Tak membuang waktu, Amira langsung ingin menyentuh benda itu. Tapi, Riski menahan pundak Amira." Hmm.. Tunggu Amira." Riski langsung duluan mengambil pedang itu. Ditatapnya pedang antik itu dengan seksama. Matanya berbinar-binar bak anak kecil yang melihat mainan baru di etalase toko.
"Sumpah seumur hidupku belum pernah aku melihat hal seperti ini. Ini sungguh... Sungguh mencurigakan." Sekejap ia mengernyitkan dahinya." Wahh luar biasa... Mirip di film fantasi medieval..."
"Yahhh biar kamu tidak ucapkan dua kali pun, kita tahu itu pedang medieval. Okay..." Amira merampas benda itu dari tangan Riski.

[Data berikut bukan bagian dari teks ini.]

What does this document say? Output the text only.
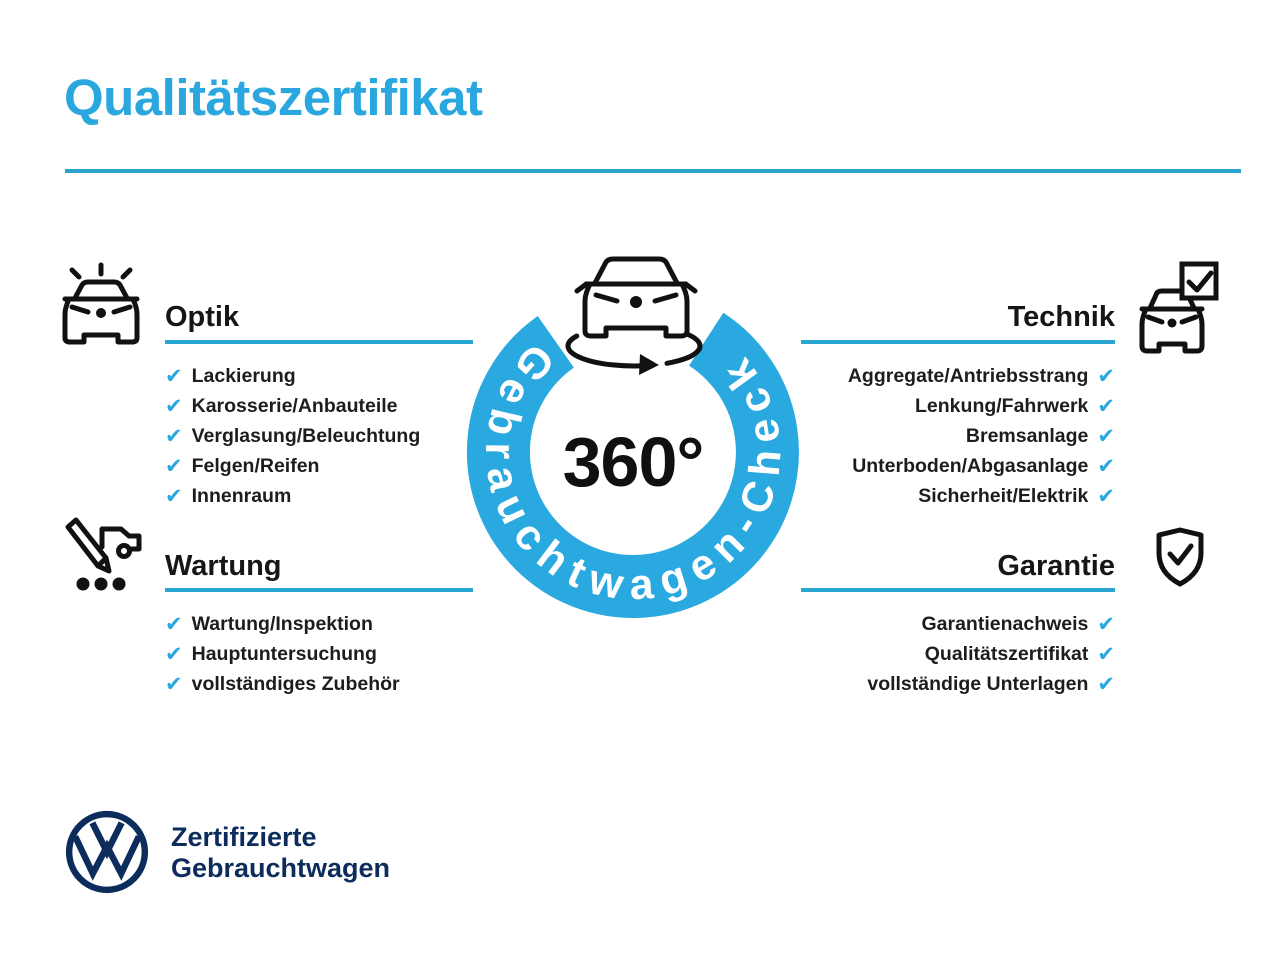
Qualitätszertifikat
Optik
✔ Lackierung
✔ Karosserie/Anbauteile
✔ Verglasung/Beleuchtung
✔ Felgen/Reifen
✔ Innenraum
Technik
Aggregate/Antriebsstrang ✔
Lenkung/Fahrwerk ✔
Bremsanlage ✔
Unterboden/Abgasanlage ✔
Sicherheit/Elektrik ✔
Wartung
✔ Wartung/Inspektion
✔ Hauptuntersuchung
✔ vollständiges Zubehör
Garantie
Garantienachweis ✔
Qualitätszertifikat ✔
vollständige Unterlagen ✔
Gebrauchtwagen-Check
360°
Zertifizierte
Gebrauchtwagen
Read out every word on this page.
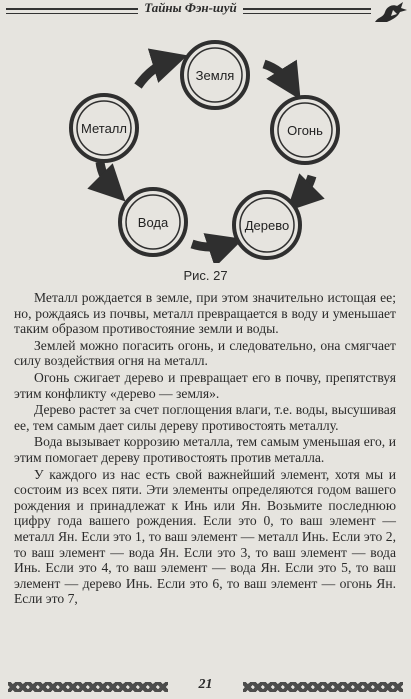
Тайны Фэн-шуй
Земля
Огонь
Дерево
Вода
Металл
Рис. 27

Металл рождается в земле, при этом значительно истощая ее; но, рождаясь из почвы, металл превращается в воду и уменьшает таким образом противостояние земли и воды.

Землей можно погасить огонь, и следовательно, она смягчает силу воздействия огня на металл.

Огонь сжигает дерево и превращает его в почву, препятствуя этим конфликту «дерево — земля».

Дерево растет за счет поглощения влаги, т.е. воды, высушивая ее, тем самым дает силы дереву противостоять металлу.

Вода вызывает коррозию металла, тем самым уменьшая его, и этим помогает дереву противостоять против металла.

У каждого из нас есть свой важнейший элемент, хотя мы и состоим из всех пяти. Эти элементы определяются годом вашего рождения и принадлежат к Инь или Ян. Возьмите последнюю цифру года вашего рождения. Если это 0, то ваш элемент — металл Ян. Если это 1, то ваш элемент — металл Инь. Если это 2, то ваш элемент — вода Ян. Если это 3, то ваш элемент — вода Инь. Если это 4, то ваш элемент — вода Ян. Если это 5, то ваш элемент — дерево Инь. Если это 6, то ваш элемент — огонь Ян. Если это 7,

21
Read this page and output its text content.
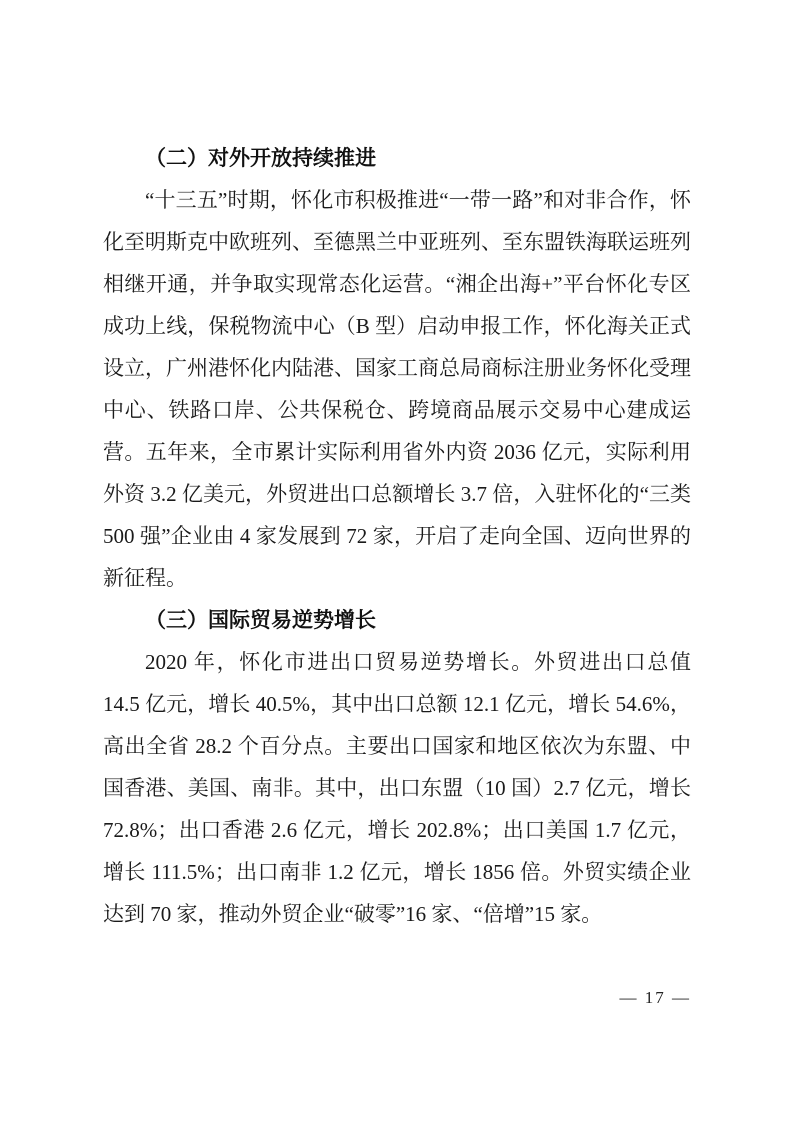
（二）对外开放持续推进

“十三五”时期，怀化市积极推进“一带一路”和对非合作，怀化至明斯克中欧班列、至德黑兰中亚班列、至东盟铁海联运班列相继开通，并争取实现常态化运营。“湘企出海+”平台怀化专区成功上线，保税物流中心（B 型）启动申报工作，怀化海关正式设立，广州港怀化内陆港、国家工商总局商标注册业务怀化受理中心、铁路口岸、公共保税仓、跨境商品展示交易中心建成运营。五年来，全市累计实际利用省外内资 2036 亿元，实际利用外资 3.2 亿美元，外贸进出口总额增长 3.7 倍，入驻怀化的“三类 500 强”企业由 4 家发展到 72 家，开启了走向全国、迈向世界的新征程。

（三）国际贸易逆势增长

2020 年，怀化市进出口贸易逆势增长。外贸进出口总值 14.5 亿元，增长 40.5%，其中出口总额 12.1 亿元，增长 54.6%，高出全省 28.2 个百分点。主要出口国家和地区依次为东盟、中国香港、美国、南非。其中，出口东盟（10 国）2.7 亿元，增长 72.8%；出口香港 2.6 亿元，增长 202.8%；出口美国 1.7 亿元，增长 111.5%；出口南非 1.2 亿元，增长 1856 倍。外贸实绩企业达到 70 家，推动外贸企业“破零”16 家、“倍增”15 家。

— 17 —
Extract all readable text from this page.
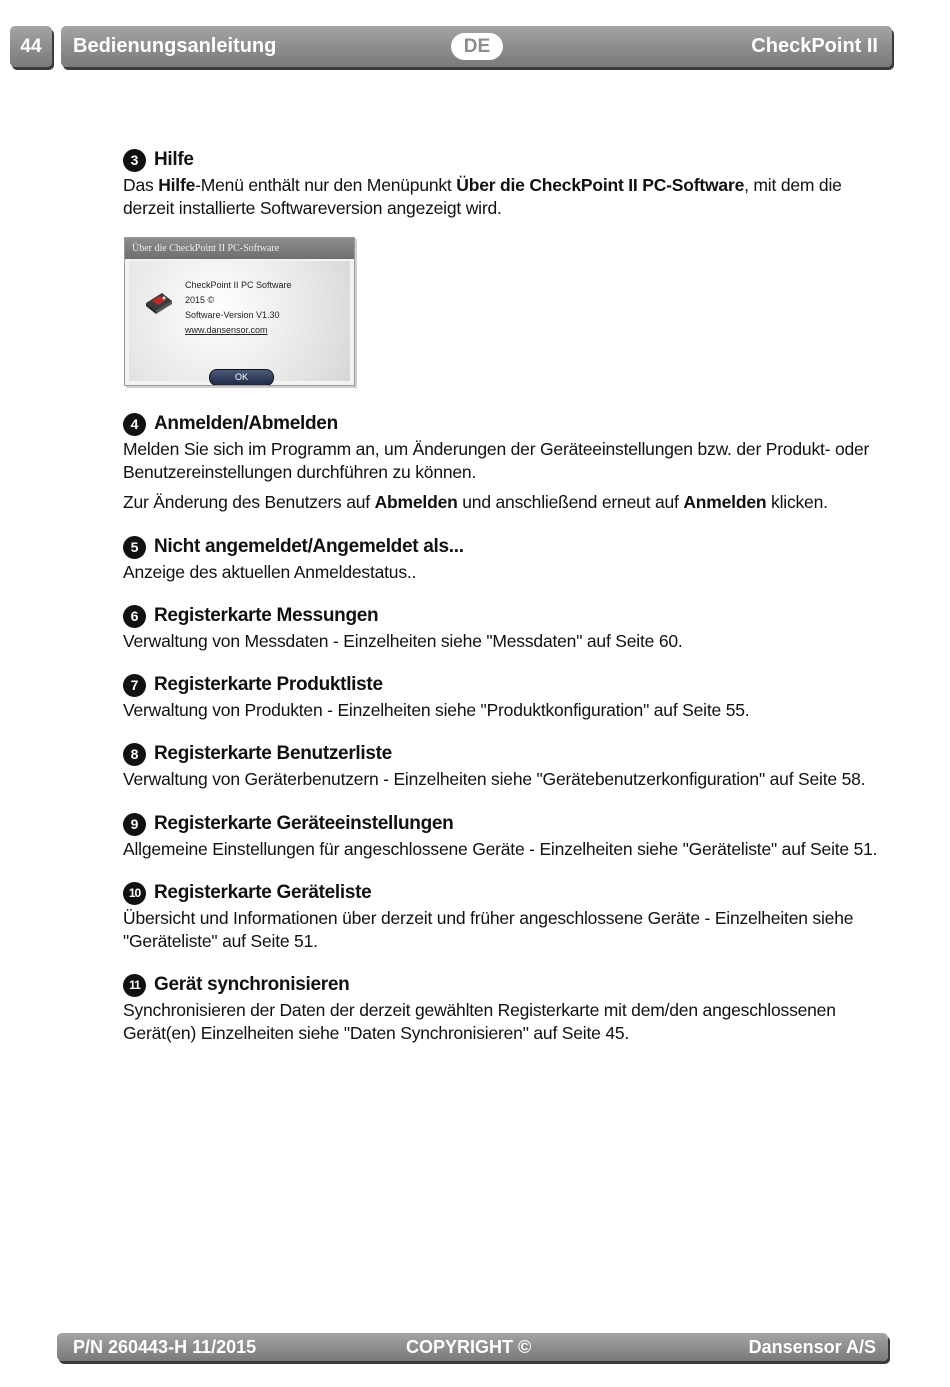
44	Bedienungsanleitung	DE	CheckPoint II
3 Hilfe

Das Hilfe-Menü enthält nur den Menüpunkt Über die CheckPoint II PC-Software, mit dem die derzeit installierte Softwareversion angezeigt wird.

Über die CheckPoint II PC-Software
CheckPoint II PC Software
2015 ©
Software-Version V1.30
www.dansensor.com
OK
4 Anmelden/Abmelden

Melden Sie sich im Programm an, um Änderungen der Geräteeinstellungen bzw. der Produkt- oder Benutzereinstellungen durchführen zu können.

Zur Änderung des Benutzers auf Abmelden und anschließend erneut auf Anmelden klicken.

5 Nicht angemeldet/Angemeldet als...

Anzeige des aktuellen Anmeldestatus..

6 Registerkarte Messungen

Verwaltung von Messdaten - Einzelheiten siehe "Messdaten" auf Seite 60.

7 Registerkarte Produktliste

Verwaltung von Produkten - Einzelheiten siehe "Produktkonfiguration" auf Seite 55.

8 Registerkarte Benutzerliste

Verwaltung von Geräterbenutzern - Einzelheiten siehe "Gerätebenutzerkonfiguration" auf Seite 58.

9 Registerkarte Geräteeinstellungen

Allgemeine Einstellungen für angeschlossene Geräte - Einzelheiten siehe "Geräteliste" auf Seite 51.

10 Registerkarte Geräteliste

Übersicht und Informationen über derzeit und früher angeschlossene Geräte - Einzelheiten siehe "Geräteliste" auf Seite 51.

11 Gerät synchronisieren

Synchronisieren der Daten der derzeit gewählten Registerkarte mit dem/den angeschlossenen Gerät(en) Einzelheiten siehe "Daten Synchronisieren" auf Seite 45.

P/N 260443-H 11/2015	COPYRIGHT ©	Dansensor A/S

"Yahh begitulah. Tapi untuk apa benda ini coba. Mau lawan apa? Mage yang jahat begitu atau apalah." Tak lama, perhatian Riski teralihkan lagi ke sebuah meja rias kayu yang berada di samping lemari itu.
"Amira, simpan itu dulu, sepertinya ada yang lebih misteri disini." Ia memperhatikan sebuah gulungan kertas yang sudah sangat usang. Sebuah gulungan yang bersegel simbol elemen.
Mereka yang di kuasai rasa penasaran yang kuat,. langsung saja mengambil gulungan itu." Peta? Apa-apaan ini. Peta dunia lain? Sumpah kaya di negeri dongeng." Riski menatap ke arah Amira.
"Jangan sampai ini ada hubungannya dengan virus. Yapi jujur yah, tidak ada informasi yang seperti ini di organisasi."
"Mungkin kita simpan saja." Sambung Riski yang tak puas dengan jawaban Amira." Aku juga tidak tertarik sekali dengan hal yang tidak logis dan tidak masuk di logikaku. Mending kita eksplorasi yang lain." Amira hanya mengangguk saat mendengar arahan dari Riski.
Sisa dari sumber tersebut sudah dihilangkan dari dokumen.